El fiscal Silvio Corbeta explicó que Prieto enfrenta acusaciones por supuestos hechos punibles de lesión de confianza, administración en provecho propio y asociación criminal.
La audiencia preliminar del exintendente de Ciudad del Este, Miguel Prieto, y otros procesados en el denominado caso Tajy continuó ayer lunes con el análisis de los incidentes planteados por las defensas, luego de que el Ministerio Público se ratificara en la acusación y solicitara que la causa sea elevada a juicio oral y público.
El fiscal Silvio Corbeta informó que la diligencia ingresó a un cuarto intermedio, dispuesto por el juez Humberto Otazú, mientras se estudian los planteamientos formulados por los abogados defensores tras la confirmación de la acusación.

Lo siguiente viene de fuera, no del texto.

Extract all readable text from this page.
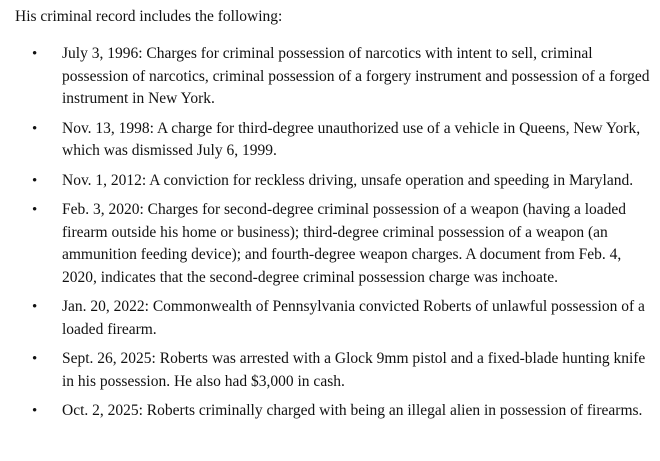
His criminal record includes the following:

• July 3, 1996: Charges for criminal possession of narcotics with intent to sell, criminal possession of narcotics, criminal possession of a forgery instrument and possession of a forged instrument in New York.
• Nov. 13, 1998: A charge for third-degree unauthorized use of a vehicle in Queens, New York, which was dismissed July 6, 1999.
• Nov. 1, 2012: A conviction for reckless driving, unsafe operation and speeding in Maryland.
• Feb. 3, 2020: Charges for second-degree criminal possession of a weapon (having a loaded firearm outside his home or business); third-degree criminal possession of a weapon (an ammunition feeding device); and fourth-degree weapon charges. A document from Feb. 4, 2020, indicates that the second-degree criminal possession charge was inchoate.
• Jan. 20, 2022: Commonwealth of Pennsylvania convicted Roberts of unlawful possession of a loaded firearm.
• Sept. 26, 2025: Roberts was arrested with a Glock 9mm pistol and a fixed-blade hunting knife in his possession. He also had $3,000 in cash.
• Oct. 2, 2025: Roberts criminally charged with being an illegal alien in possession of firearms.
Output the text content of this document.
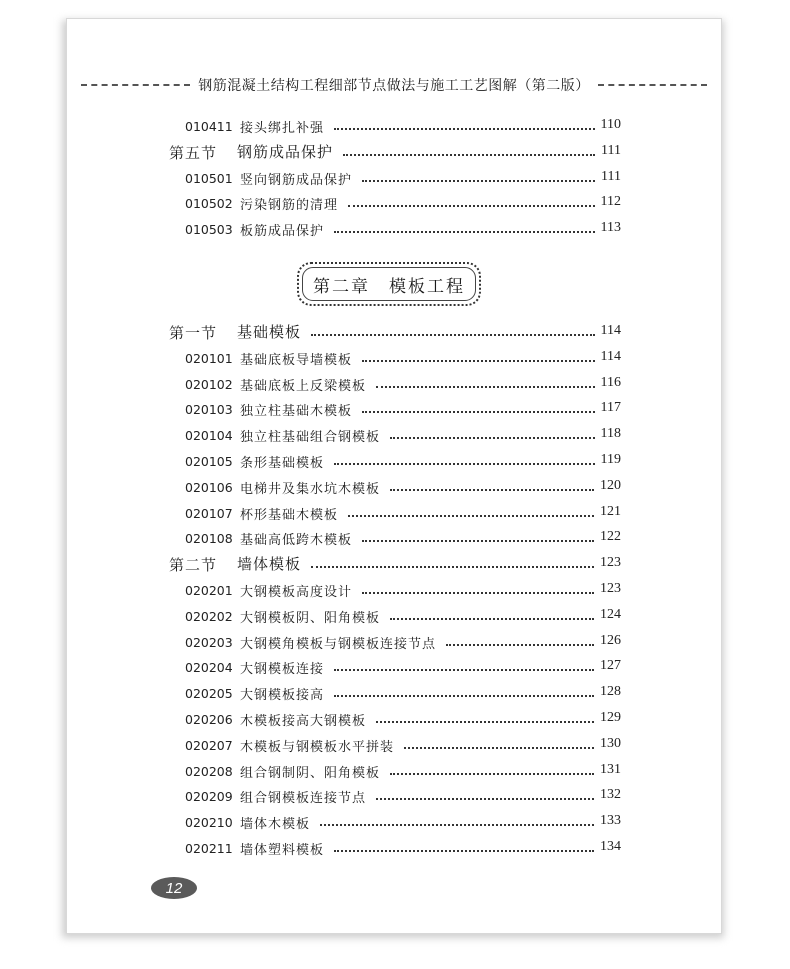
钢筋混凝土结构工程细部节点做法与施工工艺图解（第二版）
010411 接头绑扎补强	110
第五节 钢筋成品保护	111
010501 竖向钢筋成品保护	111
010502 污染钢筋的清理	112
010503 板筋成品保护	113
第二章　模板工程
第一节 基础模板	114
020101 基础底板导墙模板	114
020102 基础底板上反梁模板	116
020103 独立柱基础木模板	117
020104 独立柱基础组合钢模板	118
020105 条形基础模板	119
020106 电梯井及集水坑木模板	120
020107 杯形基础木模板	121
020108 基础高低跨木模板	122
第二节 墙体模板	123
020201 大钢模板高度设计	123
020202 大钢模板阴、阳角模板	124
020203 大钢模角模板与钢模板连接节点	126
020204 大钢模板连接	127
020205 大钢模板接高	128
020206 木模板接高大钢模板	129
020207 木模板与钢模板水平拼装	130
020208 组合钢制阴、阳角模板	131
020209 组合钢模板连接节点	132
020210 墙体木模板	133
020211 墙体塑料模板	134
12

“Ahora estamos justamente en un cuarto intermedio decretado por el juez Humberto Otazú y estamos escuchando los incidentes planteados por la defensa, posteriores a la ratificación de la acusación”, señaló el agente del Ministerio Público. Acusación por tres hechos punibles Corbeta explicó que Miguel Prieto enfrenta acusaciones por los supuestos hechos punibles de lesión de confianza, administración en provecho propio y asociación criminal. De acuerdo con la investigación, el perjuicio patrimonial atribuido asciende a aproximadamente G. 306 millones, monto que habría sido desembolsado para la supuesta compra de insumos destinados a la elaboración de panificados durante la pandemia del covid-19.
“El perjuicio aproximado es de G. 306 millones por la compra de supuestos insumos para elaborar panificados en la época de la pandemia”, precisó el fiscal. Según la acusación del Ministerio Público, los hechos investigados ocurrieron en junio de 2020 y estarían relacionados con un esquema montado para simular la adquisición de insumos mediante la firma unipersonal Tajy, generando un presunto daño económico a la Municipalidad de Ciudad del Este.
La Fiscalía sostiene que las mercaderías adjudicadas nunca fueron entregadas y que la empresa proveedora, perteneciente al fallecido Buenaventura Morínigo, se dedicaba en realidad a la perforación de pozos artesianos y no contaba con los productos que supuestamente vendió a la comuna.